Here are some effective strategies for preventing cats from becoming overweight or obese:

  1. Ask your veterinarian to help you choose the most appropriate food for your cat. Kittens need a food that is formulated for their life stage, one that will meet their specific nutritional needs, rather than an “all-purpose” cat food. Adult cats have different needs from kittens, so a kitten formulation is not the best choice for them. Your veterinarian can suggest the best age to switch to an adult food. And senior cats are in yet another life stage that needs its own formulation for optimal health. Furthermore, cats with certain health conditions or diseases have very specific nutritional requirements. (For further information on feeding your cat, see our handout “Nutrition—Feeding Guidelines for Cats.”)
  2. Portion control is critical. Most cat food bags overestimate the amount of food a cat needs, so ask your veterinarian for a portion recommendation, and stick to it!
  3. Choose specific meal times, and then be consistent. It is a myth that cats need to “graze” or eat whenever they like. Cats learn quickly when food is available and when it is not. This minimizes what we may perceive as “begging” behavior.
  4. Consider using interactive feeding toys.

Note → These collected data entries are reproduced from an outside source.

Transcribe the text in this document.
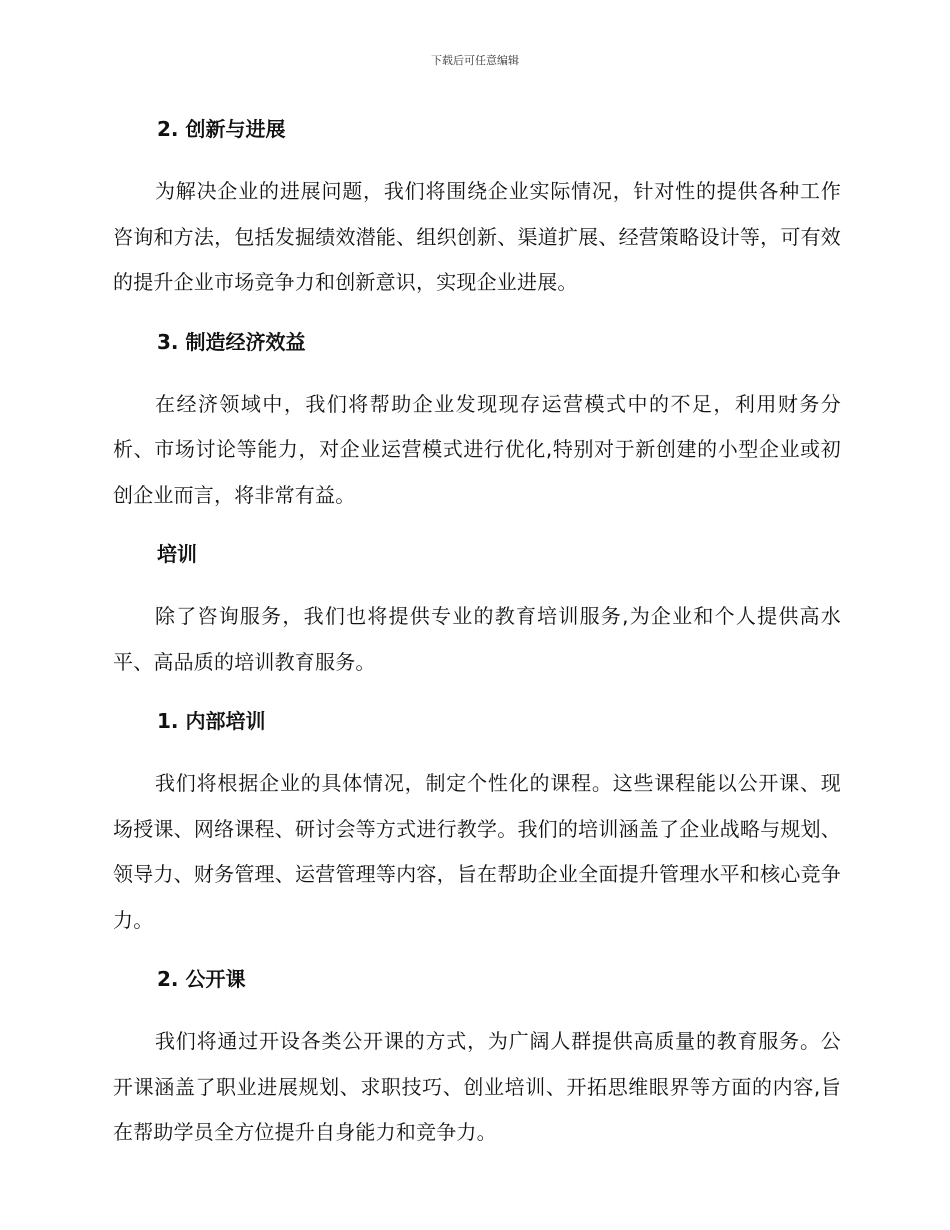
下载后可任意编辑
2. 创新与进展

为解决企业的进展问题，我们将围绕企业实际情况，针对性的提供各种工作咨询和方法，包括发掘绩效潜能、组织创新、渠道扩展、经营策略设计等，可有效的提升企业市场竞争力和创新意识，实现企业进展。

3. 制造经济效益

在经济领域中，我们将帮助企业发现现存运营模式中的不足，利用财务分析、市场讨论等能力，对企业运营模式进行优化,特别对于新创建的小型企业或初创企业而言，将非常有益。

培训

除了咨询服务，我们也将提供专业的教育培训服务,为企业和个人提供高水平、高品质的培训教育服务。

1. 内部培训

我们将根据企业的具体情况，制定个性化的课程。这些课程能以公开课、现场授课、网络课程、研讨会等方式进行教学。我们的培训涵盖了企业战略与规划、领导力、财务管理、运营管理等内容，旨在帮助企业全面提升管理水平和核心竞争力。

2. 公开课

我们将通过开设各类公开课的方式，为广阔人群提供高质量的教育服务。公开课涵盖了职业进展规划、求职技巧、创业培训、开拓思维眼界等方面的内容,旨在帮助学员全方位提升自身能力和竞争力。
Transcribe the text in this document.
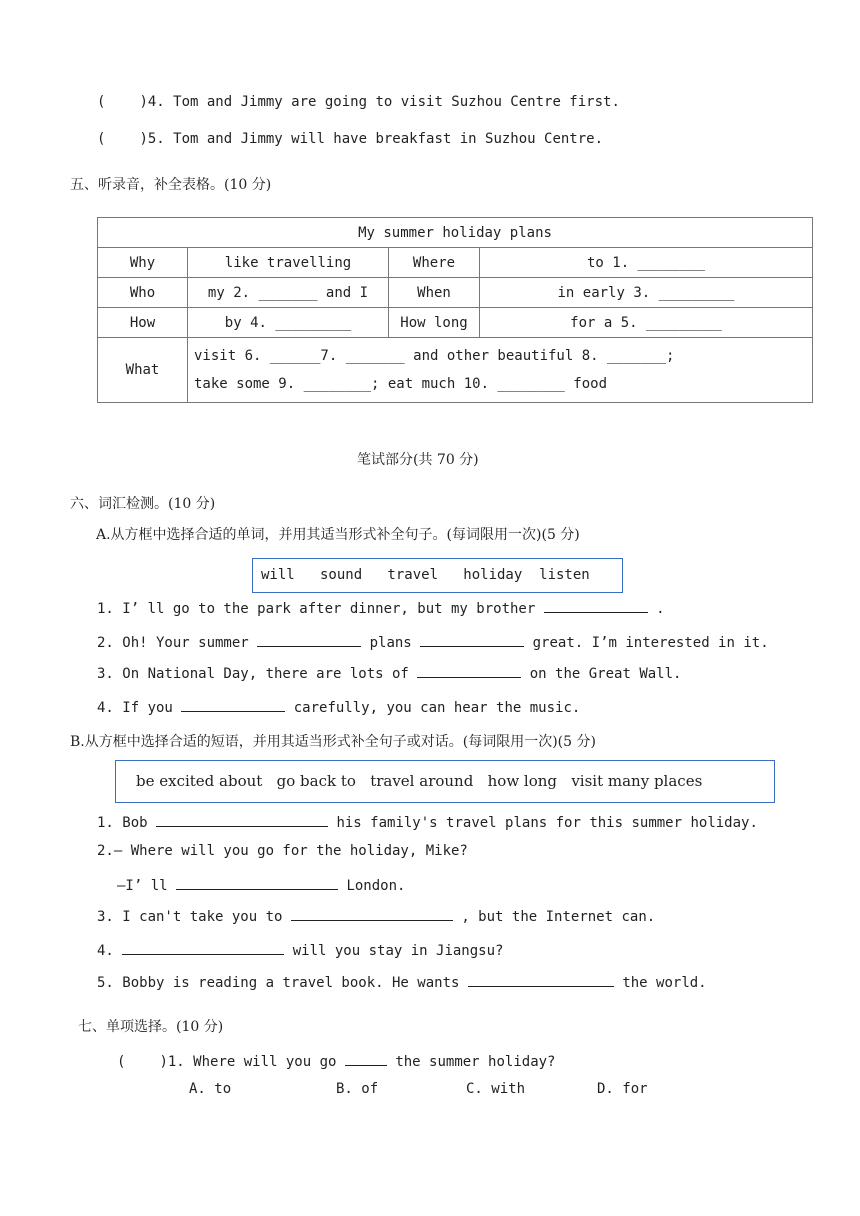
( )4. Tom and Jimmy are going to visit Suzhou Centre first.
( )5. Tom and Jimmy will have breakfast in Suzhou Centre.
五、听录音，补全表格。(10 分)
My summer holiday plans			
Why	like travelling	Where	to 1. ________
Who	my 2. _______ and I	When	in early 3. _________
How	by 4. _________	How long	for a 5. _________
What	visit 6. ______7. _______ and other beautiful 8. _______;
take some 9. ________; eat much 10. ________ food		
笔试部分(共 70 分)
六、词汇检测。(10 分)
A.从方框中选择合适的单词，并用其适当形式补全句子。(每词限用一次)(5 分)
will   sound   travel   holiday  listen
1. I’ ll go to the park after dinner, but my brother	.
2. Oh! Your summer	plans	great. I’m interested in it.
3. On National Day, there are lots of	on the Great Wall.
4. If you	carefully, you can hear the music.
B.从方框中选择合适的短语，并用其适当形式补全句子或对话。(每词限用一次)(5 分)
be excited about   go back to   travel around   how long   visit many places
1. Bob	his family's travel plans for this summer holiday.
2.— Where will you go for the holiday, Mike?
—I’ ll	London.
3. I can't take you to	, but the Internet can.
4.	will you stay in Jiangsu?
5. Bobby is reading a travel book. He wants	the world.
七、单项选择。(10 分)
( )1. Where will you go	the summer holiday?
A. to	B. of	C. with	D. for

These types of toys allow cats to “work” for their food. Cats eat more slowly, and they have the added bonus of expending more calories.
  5. Increase your cat’s exercise. We know that optimal body condition score depends on the balance between calories taken in and calories expended. Increased activity may be accomplished several ways. Consider an outdoor enclosure with ledges at various heights to encourage moving around. Such an enclosure is limited only by space and imagination. Most cats can also be taught to walk on a leash. They generally prefer to take the lead rather than walking at “heel” like dogs. Cats do best with a snugly fitting harness on the torso rather than attaching the leash to the collar.There are also ways to increase feline activity inside the house. In addition to interactive toys that dispense food, other interactive toys, such as dangling feathers, allow us to play with our cats. Laser pointers can provide hours of chasing fun. Finally, cats can be taught many of the same tasks as dogs—come, sit, stay, up on the sofa, etc.
  6. We can assess your cat’s body and muscle condition score at each visit. These assessments can help you keep track of your cat’s condition; if your cat is heavy, your veterinarian can provide you with an estimated ideal body weight to use as a guide during weight loss.
  7. Accountability keeps us honest. Schedule regular weigh-ins at your veterinarian’s office to track both weight and body condition score in your cat’s medical record. Trends up or down can be identified early, and minor feeding adjustments can be made. Minor modifications are always easier to make than major transformations.

What is my take-home message?

Our feline friends do not deserve to hurt. Fat tissue plays an active role in perpetuating pain. Reversing overweight and obesity in cats—or better yet, preventing it in the first place—is truly a pain prevention and management technique. With a bit of planning and some simple monitoring, cats can maintain the svelte figure nature intended and can live their best life for as long as physically possible.